Karim Atiyeh on the ACH system's CSV reality, three-year expense reimbursement delays, and Ramp's long-game government thesis

Summary

Karim Atiyeh, co-founder of Ramp, is making a long-term bet on government as a customer — and the case starts with how broken the underlying plumbing actually is.

The ACH system, which moves trillions of dollars across the U.S. banking system, runs on batch-processed CSV files. Every bank constructs its own file, those files get shared through intermediary systems, and a computer somewhere reconciles them overnight. That's why transfers take a full day. Atiyeh describes learning this early in Ramp's life and finding it "absolutely mind-blowing" — not because the technology is sophisticated, but because it isn't.

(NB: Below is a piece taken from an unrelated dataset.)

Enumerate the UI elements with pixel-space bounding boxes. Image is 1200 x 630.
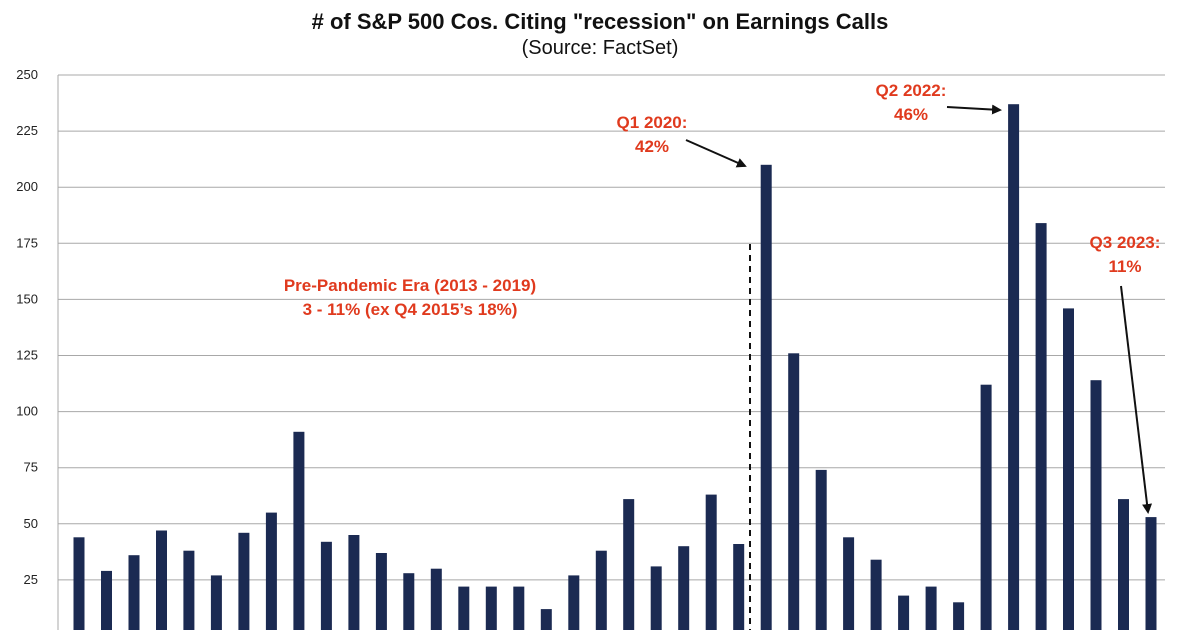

Government expense management is the same problem at its most extreme. Atiyeh recounts hearing of a federal employee who filed an expense report in their first week and only received reimbursement after leaving — three years later. The standard process disconnects credit card statements from receipts entirely, requires employees to chase down missing documentation after the fact, and in many cases leaves workers simply not filing at all. Some get government cards with no spending controls, share them informally, and no one tracks where the money goes.

The regulatory drag

The licensing environment compounds the challenge. Ramp had to obtain money transmitter licenses not just at the federal level but in every individual state — each requiring its own stack of near-identical paperwork. Atiyeh describes sitting in a room with a team member and signing documents one by one until the pile was gone. The rules across states are "quite similar," which makes the duplication difficult to justify on any grounds other than inertia.

Ramp's positioning

Ramp is focused on non-payroll spend, which Atiyeh frames as the least politically contentious category in government budgets. Payroll cuts create constituencies and headlines. Non-payroll spend — travel, expenses, vendor payments — should, in his view, be an easy win: spend as little as possible, track every dollar. The pitch to government mirrors Ramp's private-sector pitch almost exactly.

Atiyeh is deliberately not playing for a quick program-of-record contract. Where many founders at the conference are working to close government deals within two years or risk running out of runway, Ramp is willing to think in decades. The logic is that building good-enough technology reduces the need for large Washington lobbying and relationship investments over time — a product-led government strategy, not a BD-led one.

He's also cautiously optimistic about the current moment. He says this is the first time he's felt the government is genuinely trying to modernize and build bridges with private-sector tech companies. AI makes some previously intractable problems more tractable — feeding a messy legacy database into an LLM to wrangle it is now a real option. But the incentive structures inside government still push toward dragging projects out and adding cost, and Atiyeh doesn't pretend that's an easy thing to fix.